The instance type g1 is equivalent to fc.gpu.tesla.1. For more information, see Specifications.
Why did provisioning fail for my GPU-accelerated instance?
Provisioning can fail for the following reasons:
Startup timeout
-
Error code:
FunctionNotStarted -
Error message: "Function instance health check failed on port XXX in 120 seconds"
Check your application startup logic. Look for logic that downloads models from the public network or loads Large Language Models (LLMs) larger than 10 GB. Start the web server first, then load the model. See Why does my GPU container image fail to start with a health check error? for detailed solutions.
Instance quota reached
-
Error code:
ResourceThrottled -
Error message: "Reserve resource exceeded limit"

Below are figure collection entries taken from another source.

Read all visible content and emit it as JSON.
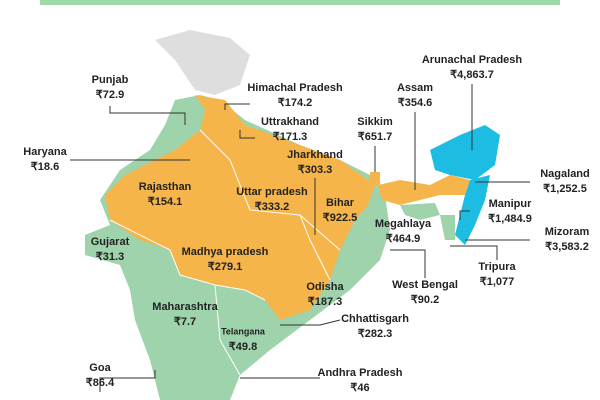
{
  "states": [
    {
      "name": "Punjab",
      "value": "₹72.9"
    },
    {
      "name": "Himachal Pradesh",
      "value": "₹174.2"
    },
    {
      "name": "Uttrakhand",
      "value": "₹171.3"
    },
    {
      "name": "Haryana",
      "value": "₹18.6"
    },
    {
      "name": "Jharkhand",
      "value": "₹303.3"
    },
    {
      "name": "Sikkim",
      "value": "₹651.7"
    },
    {
      "name": "Assam",
      "value": "₹354.6"
    },
    {
      "name": "Arunachal Pradesh",
      "value": "₹4,863.7"
    },
    {
      "name": "Nagaland",
      "value": "₹1,252.5"
    },
    {
      "name": "Rajasthan",
      "value": "₹154.1"
    },
    {
      "name": "Uttar pradesh",
      "value": "₹333.2"
    },
    {
      "name": "Bihar",
      "value": "₹922.5"
    },
    {
      "name": "Manipur",
      "value": "₹1,484.9"
    },
    {
      "name": "Mizoram",
      "value": "₹3,583.2"
    },
    {
      "name": "Megahlaya",
      "value": "₹464.9"
    },
    {
      "name": "Gujarat",
      "value": "₹31.3"
    },
    {
      "name": "Madhya pradesh",
      "value": "₹279.1"
    },
    {
      "name": "Tripura",
      "value": "₹1,077"
    },
    {
      "name": "West Bengal",
      "value": "₹90.2"
    },
    {
      "name": "Odisha",
      "value": "₹187.3"
    },
    {
      "name": "Maharashtra",
      "value": "₹7.7"
    },
    {
      "name": "Chhattisgarh",
      "value": "₹282.3"
    },
    {
      "name": "Telangana",
      "value": "₹49.8"
    },
    {
      "name": "Goa",
      "value": "₹86.4"
    },
    {
      "name": "Andhra Pradesh",
      "value": "₹46"
    }
  ]
}
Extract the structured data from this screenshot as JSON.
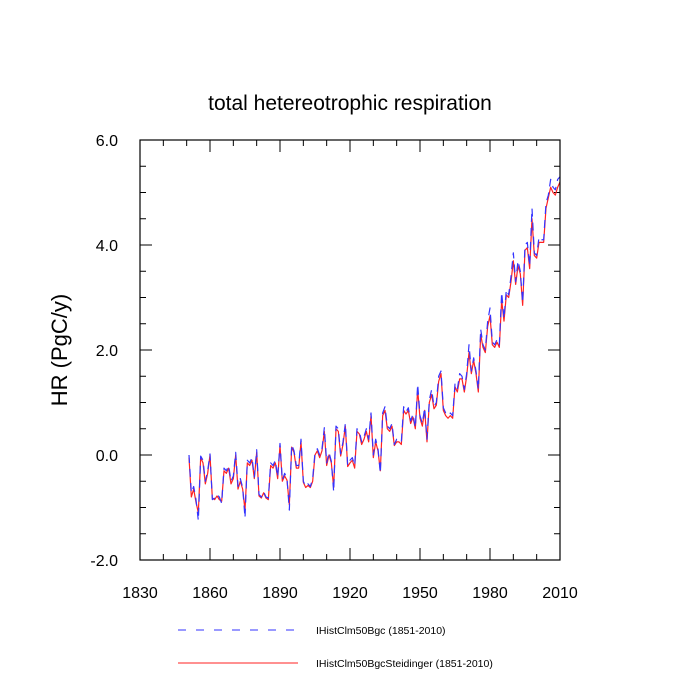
{
  "chart_data": {
    "type": "line",
    "title": "total hetereotrophic respiration",
    "xlabel": "",
    "ylabel": "HR  (PgC/y)",
    "xlim": [
      1830,
      2010
    ],
    "ylim": [
      -2.0,
      6.0
    ],
    "xticks": [
      1830,
      1860,
      1890,
      1920,
      1950,
      1980,
      2010
    ],
    "yticks": [
      -2.0,
      0.0,
      2.0,
      4.0,
      6.0
    ],
    "ytick_labels": [
      "-2.0",
      "0.0",
      "2.0",
      "4.0",
      "6.0"
    ],
    "grid": false,
    "legend_position": "bottom",
    "x": [
      1851,
      1852,
      1853,
      1854,
      1855,
      1856,
      1857,
      1858,
      1859,
      1860,
      1861,
      1862,
      1863,
      1864,
      1865,
      1866,
      1867,
      1868,
      1869,
      1870,
      1871,
      1872,
      1873,
      1874,
      1875,
      1876,
      1877,
      1878,
      1879,
      1880,
      1881,
      1882,
      1883,
      1884,
      1885,
      1886,
      1887,
      1888,
      1889,
      1890,
      1891,
      1892,
      1893,
      1894,
      1895,
      1896,
      1897,
      1898,
      1899,
      1900,
      1901,
      1902,
      1903,
      1904,
      1905,
      1906,
      1907,
      1908,
      1909,
      1910,
      1911,
      1912,
      1913,
      1914,
      1915,
      1916,
      1917,
      1918,
      1919,
      1920,
      1921,
      1922,
      1923,
      1924,
      1925,
      1926,
      1927,
      1928,
      1929,
      1930,
      1931,
      1932,
      1933,
      1934,
      1935,
      1936,
      1937,
      1938,
      1939,
      1940,
      1941,
      1942,
      1943,
      1944,
      1945,
      1946,
      1947,
      1948,
      1949,
      1950,
      1951,
      1952,
      1953,
      1954,
      1955,
      1956,
      1957,
      1958,
      1959,
      1960,
      1961,
      1962,
      1963,
      1964,
      1965,
      1966,
      1967,
      1968,
      1969,
      1970,
      1971,
      1972,
      1973,
      1974,
      1975,
      1976,
      1977,
      1978,
      1979,
      1980,
      1981,
      1982,
      1983,
      1984,
      1985,
      1986,
      1987,
      1988,
      1989,
      1990,
      1991,
      1992,
      1993,
      1994,
      1995,
      1996,
      1997,
      1998,
      1999,
      2000,
      2001,
      2002,
      2003,
      2004,
      2005,
      2006,
      2007,
      2008,
      2009,
      2010
    ],
    "series": [
      {
        "name": "IHistClm50Bgc (1851-2010)",
        "color": "#3333ff",
        "dash": "dashed",
        "values": [
          0.0,
          -0.72,
          -0.6,
          -0.85,
          -1.25,
          -0.02,
          -0.1,
          -0.5,
          -0.3,
          0.02,
          -0.85,
          -0.82,
          -0.75,
          -0.8,
          -0.92,
          -0.25,
          -0.3,
          -0.2,
          -0.5,
          -0.4,
          0.05,
          -0.6,
          -0.45,
          -0.62,
          -1.2,
          -0.1,
          -0.15,
          -0.05,
          -0.42,
          0.1,
          -0.75,
          -0.8,
          -0.7,
          -0.8,
          -0.82,
          -0.15,
          -0.2,
          -0.1,
          -0.42,
          0.22,
          -0.48,
          -0.35,
          -0.45,
          -1.05,
          0.2,
          0.08,
          -0.2,
          -0.2,
          0.3,
          -0.5,
          -0.6,
          -0.55,
          -0.6,
          -0.45,
          0.05,
          0.12,
          0.0,
          0.12,
          0.52,
          -0.15,
          0.05,
          -0.12,
          -0.7,
          0.55,
          0.5,
          0.02,
          0.25,
          0.6,
          -0.2,
          -0.1,
          -0.05,
          -0.2,
          0.5,
          0.45,
          0.25,
          0.35,
          0.5,
          0.3,
          0.8,
          0.0,
          0.3,
          0.12,
          -0.35,
          0.8,
          0.92,
          0.55,
          0.5,
          0.6,
          0.2,
          0.3,
          0.3,
          0.25,
          0.92,
          0.82,
          0.9,
          0.65,
          0.78,
          0.52,
          1.35,
          0.75,
          0.6,
          0.9,
          0.3,
          1.05,
          1.25,
          0.92,
          1.0,
          1.5,
          1.6,
          0.9,
          0.8,
          0.75,
          0.8,
          0.75,
          1.35,
          1.25,
          1.55,
          1.5,
          1.25,
          1.55,
          2.1,
          1.6,
          1.85,
          1.6,
          1.25,
          2.4,
          2.1,
          2.0,
          2.55,
          2.8,
          2.15,
          2.1,
          2.2,
          2.1,
          3.1,
          2.6,
          3.15,
          3.05,
          3.4,
          3.85,
          3.3,
          3.7,
          3.5,
          2.9,
          4.0,
          4.05,
          3.6,
          4.7,
          3.85,
          3.8,
          4.15,
          4.1,
          4.1,
          4.8,
          4.95,
          5.25,
          5.1,
          5.05,
          5.25,
          5.3
        ]
      },
      {
        "name": "IHistClm50BgcSteidinger (1851-2010)",
        "color": "#ff2222",
        "dash": "solid",
        "values": [
          -0.05,
          -0.8,
          -0.65,
          -0.9,
          -1.1,
          -0.05,
          -0.15,
          -0.55,
          -0.35,
          0.0,
          -0.82,
          -0.85,
          -0.78,
          -0.85,
          -0.88,
          -0.3,
          -0.35,
          -0.25,
          -0.55,
          -0.45,
          0.0,
          -0.65,
          -0.5,
          -0.65,
          -1.05,
          -0.15,
          -0.2,
          -0.1,
          -0.45,
          0.05,
          -0.78,
          -0.82,
          -0.72,
          -0.82,
          -0.85,
          -0.2,
          -0.25,
          -0.15,
          -0.45,
          0.18,
          -0.5,
          -0.4,
          -0.48,
          -0.95,
          0.15,
          0.05,
          -0.25,
          -0.25,
          0.25,
          -0.52,
          -0.62,
          -0.58,
          -0.62,
          -0.5,
          0.0,
          0.08,
          -0.05,
          0.08,
          0.45,
          -0.2,
          0.0,
          -0.15,
          -0.62,
          0.5,
          0.45,
          -0.02,
          0.2,
          0.55,
          -0.22,
          -0.15,
          -0.1,
          -0.25,
          0.45,
          0.4,
          0.2,
          0.3,
          0.45,
          0.25,
          0.75,
          -0.05,
          0.25,
          0.08,
          -0.3,
          0.75,
          0.85,
          0.5,
          0.45,
          0.55,
          0.18,
          0.25,
          0.25,
          0.2,
          0.85,
          0.78,
          0.85,
          0.6,
          0.72,
          0.5,
          1.25,
          0.7,
          0.55,
          0.85,
          0.25,
          1.0,
          1.15,
          0.88,
          0.95,
          1.4,
          1.55,
          0.85,
          0.75,
          0.7,
          0.75,
          0.7,
          1.3,
          1.2,
          1.45,
          1.45,
          1.2,
          1.5,
          1.95,
          1.55,
          1.8,
          1.55,
          1.2,
          2.3,
          2.05,
          1.95,
          2.45,
          2.65,
          2.1,
          2.05,
          2.15,
          2.05,
          2.95,
          2.55,
          3.05,
          3.0,
          3.3,
          3.7,
          3.25,
          3.6,
          3.45,
          2.85,
          3.9,
          3.95,
          3.55,
          4.5,
          3.8,
          3.75,
          4.05,
          4.05,
          4.05,
          4.7,
          4.9,
          5.1,
          5.0,
          4.95,
          5.1,
          5.2
        ]
      }
    ]
  }
}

The default quota for physical GPU cards is 30 per Alibaba Cloud account per region. Check your current quota in the Quota Center. To request more physical cards, submit a request in the Quota Center.
What do I do if on-demand GPU instance creation fails with ResourceExhausted or ResourceThrottled errors?
GPU resources are scarce. On-demand calls are affected by fluctuations in the resource pool, which may prevent instances from being created in time. For predictable resource delivery, configure scaling rules for your function to reserve resources. For billing details, see Billing overview.